As autoridades continuam avaliando os danos.

Os danos mais graves foram registrados no distrito de Chongos Bajo, onde ocorreu a fatalidade, embora as autoridades ainda não tenham identificado a vítima.

Na capital regional, Huancayo, dois hospitais foram danificados, incluindo o Hospital Daniel Alcides Carrión, que tratou os feridos, e o Hospital Materno-Infantil El Carmen, onde apareceram rachaduras na unidade de terapia intensiva pediátrica.

O terremoto também danificou vários marcos históricos, incluindo a cruz de pedra de Cani Cruz em Chongos Alto e partes do antigo convento de Santiago de León.

O terremoto também causou cortes de energia em vários distritos. De acordo com as primeiras avaliações do Comitê Nacional de Operações de Emergência (COEN), as estradas da rede rodoviária nacional não foram afetadas.

O Peru está localizado no Círculo de Fogo do Pacífico, uma das regiões sismicamente mais ativas do mundo, onde ocorrem cerca de 85% dos terremotos globais.

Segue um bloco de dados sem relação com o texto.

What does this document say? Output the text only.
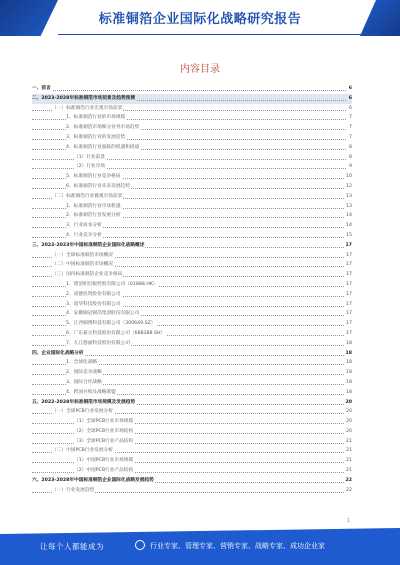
标准铜箔企业国际化战略研究报告
内容目录
一、前言	6
二、2023-2028年标准铜箔市场前景及趋势预测	6
（一）标准铜箔行业宏观市场前景	6
1、标准铜箔行业的市场规模	7
2、标准铜箔市场细分业务市场趋势	7
3、标准铜箔行业的发展趋势	7
4、标准铜箔行业面临的机遇和挑战	8
（1）行业前景	8
（2）行业市场	9
5、标准铜箔行业竞争格局	10
6、标准铜箔行业未来发展趋势	12
（二）标准铜箔行业微观市场前景	13
1、标准铜箔行业市场机遇	13
2、标准铜箔行业发展分析	14
3、行业成本分析	14
4、行业竞争分析	15
三、2022-2023年中国标准铜箔企业国际化战略概述	17
（一）全球标准铜箔市场概况	17
（二）中国标准铜箔市场概况	17
（三）国内标准铜箔企业竞争格局	17
1、建滔积层板控股有限公司（01888.HK）	17
2、诺德投资股份有限公司	17
3、超华科技股份有限公司	17
4、安徽铜冠铜箔集团股份有限公司	17
5、江西铜博科技有限公司（300649.SZ）	17
6、广东嘉元科技股份有限公司（688388.SH）	17
7、九江德福科技股份有限公司	18
四、企业国际化战略分析	18
1、全球化战略	18
2、国际竞争战略	18
3、国际合作战略	18
4、跨国并购及战略联盟	18
五、2022-2028年标准铜箔市场规模及发展趋势	20
（一）全球PCB行业发展分析	20
（1）全球PCB行业市场规模	20
（2）全球PCB行业市场结构	20
（3）全球PCB行业产品结构	21
（二）中国PCB行业发展分析	21
（1）中国PCB行业市场规模	21
（2）中国PCB行业产品结构	21
六、2023-2028年中国标准铜箔企业国际化战略发展趋势	22
（一）行业发展趋势	22
1
让每个人都能成为	行业专家、管理专家、营销专家、战略专家、成功企业家
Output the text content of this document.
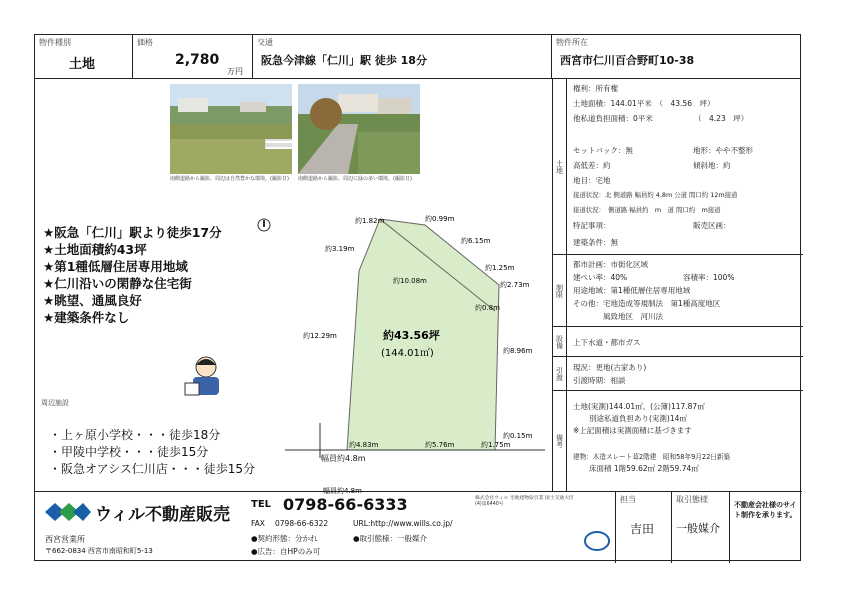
物件種別
土地
価格
2,780
万円
交通
阪急今津線「仁川」駅 徒歩 18分
物件所在
西宮市仁川百合野町10-38
南側道路から撮影。周辺は自然豊かな環境。(撮影日)	南側道路から撮影。周辺に緑の多い環境。(撮影日)
★阪急「仁川」駅より徒歩17分
★土地面積約43坪
★第1種低層住居専用地域
★仁川沿いの閑静な住宅街
★眺望、通風良好
★建築条件なし
約1.82m	約0.99m
約6.15m
約3.19m
約1.25m
約10.08m	約2.73m
約0.8m
約12.29m
約8.96m
約0.15m
約4.83m	約5.76m	約1.75m
約43.56坪
(144.01㎡)
幅員約4.8m
幅員約4.8m
周辺施設
・上ヶ原小学校・・・徒歩18分
・甲陵中学校・・・徒歩15分
・阪急オアシス仁川店・・・徒歩15分
土地
権利：所有権
土地面積：144.01平米　（　43.56　坪）
他私道負担面積：0平米　　　　　　（　4.23　坪）
セットバック：無	地形：やや不整形
高低差：約	傾斜地：約
地目：宅地
接道状況：北 側道路 幅員約 4.8m 公道 間口約 12m接道
接道状況：　側道路 幅員約　m　道 間口約　m接道
特記事項：	販売区画：
建築条件：無
制限
都市計画：市街化区域
建ぺい率：40%	容積率：100%
用途地域：第1種低層住居専用地域
その他：宅地造成等規制法　第1種高度地区
風致地区　河川法
設備	上下水道・都市ガス
引渡	現況：更地(古家あり)
引渡時期：相談
備考
土地(実測)144.01㎡、(公簿)117.87㎡
別途私道負担あり(実測)14㎡
※上記面積は実測面積に基づきます
建物：木造スレート葺2階建　昭和58年9月22日新築
床面積 1階59.62㎡ 2階59.74㎡
ウィル不動産販売
西宮営業所
〒662-0834 西宮市南昭和町5-13
TEL 0798-66-6333
FAX 0798-66-6322	URL:http://www.wills.co.jp/
●契約形態：分かれ	●取引態様：一般媒介
●広告：自HPのみ可
株式会社ウィル 宅地建物取引業 国土交通大臣(4)第6440号
担当
吉田
取引態様
一般媒介
不動産会社様のサイト制作を承ります。
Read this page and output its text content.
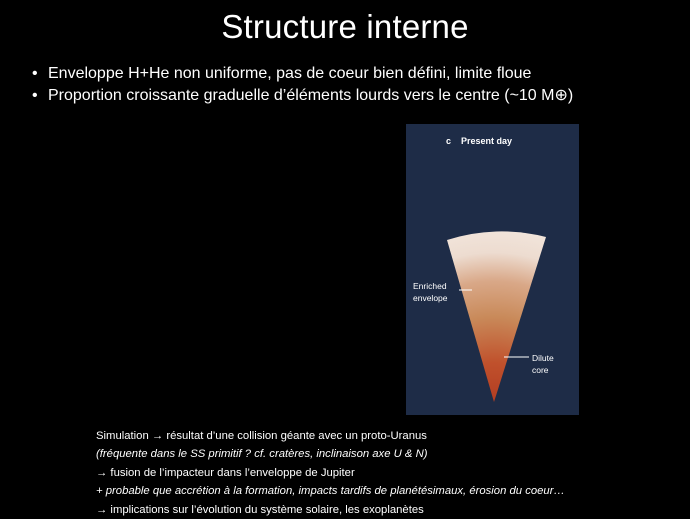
Structure interne
• Enveloppe H+He non uniforme, pas de coeur bien défini, limite floue
• Proportion croissante graduelle d’éléments lourds vers le centre (~10 M⊕)
c Present day
Enriched
envelope
Dilute
core
Simulation → résultat d’une collision géante avec un proto-Uranus
(fréquente dans le SS primitif ? cf. cratères, inclinaison axe U & N)
→ fusion de l’impacteur dans l’enveloppe de Jupiter
+ probable que accrétion à la formation, impacts tardifs de planétésimaux, érosion du coeur…
→ implications sur l’évolution du système solaire, les exoplanètes
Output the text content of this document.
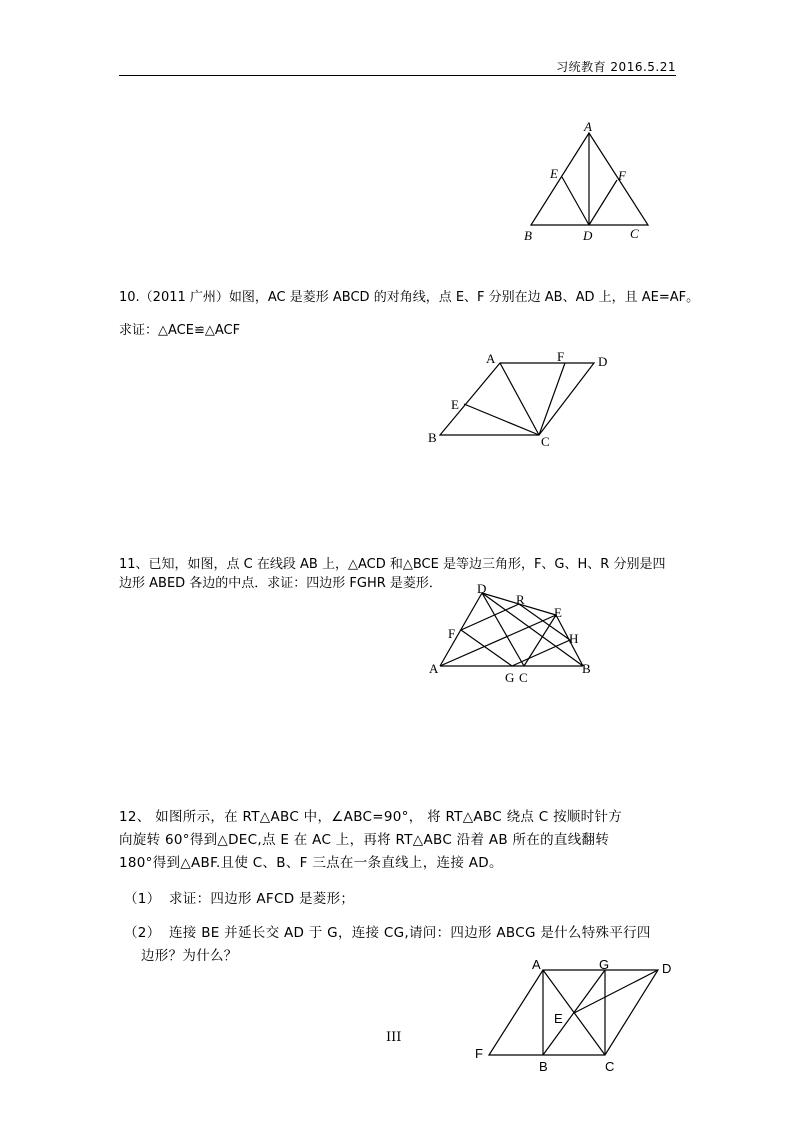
习统教育 2016.5.21
A
E	F
B	D	C
10.（2011 广州）如图，AC 是菱形 ABCD 的对角线，点 E、F 分别在边 AB、AD 上，且 AE=AF。
求证：△ACE≌△ACF
A	F	D
E
B	C
11、已知，如图，点 C 在线段 AB 上，△ACD 和△BCE 是等边三角形，F、G、H、R 分别是四
边形 ABED 各边的中点．求证：四边形 FGHR 是菱形．	D
R
E
F	H
A
G C
B
12、 如图所示，在 RT△ABC 中，∠ABC=90°， 将 RT△ABC 绕点 C 按顺时针方
向旋转 60°得到△DEC,点 E 在 AC 上，再将 RT△ABC 沿着 AB 所在的直线翻转
180°得到△ABF.且使 C、B、F 三点在一条直线上，连接 AD。
（1） 求证：四边形 AFCD 是菱形；
（2） 连接 BE 并延长交 AD 于 G，连接 CG,请问：四边形 ABCG 是什么特殊平行四
边形？为什么？
A	G	D
E
F
B	C
III
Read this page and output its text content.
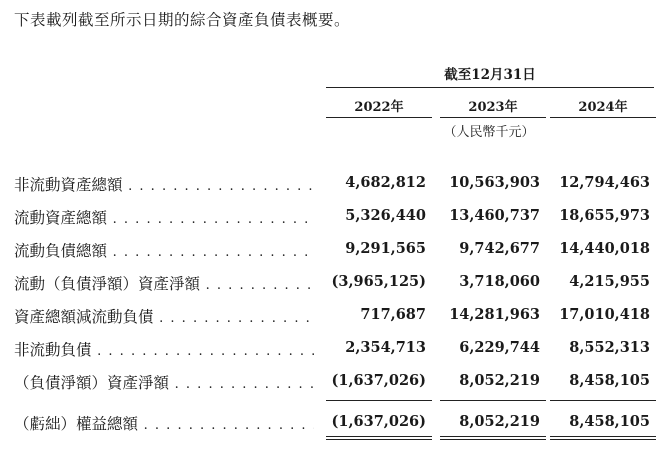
下表載列截至所示日期的綜合資產負債表概要。
截至12月31日
2022年	2023年	2024年
（人民幣千元）
非流動資產總額 . . .	4,682,812	10,563,903	12,794,463
流動資產總額 . . .	5,326,440	13,460,737	18,655,973
流動負債總額 . . .	9,291,565	9,742,677	14,440,018
流動（負債淨額）資產淨額 . . .	(3,965,125)	3,718,060	4,215,955
資產總額減流動負債 . . .	717,687	14,281,963	17,010,418
非流動負債 . . .	2,354,713	6,229,744	8,552,313
（負債淨額）資產淨額 . . .	(1,637,026)	8,052,219	8,458,105
（虧絀）權益總額 . . .	(1,637,026)	8,052,219	8,458,105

As autoridades afirmam que terremotos de magnitude 5 ou superior atingem a área de Chupaca aproximadamente a cada 13 anos, enquanto tremores menores são muito mais comuns em toda a região de Junín.

Embora não seja possível prever terremotos, as autoridades afirmam que os modelos sísmicos ajudam a identificar as áreas de maior risco, informou a Euronews.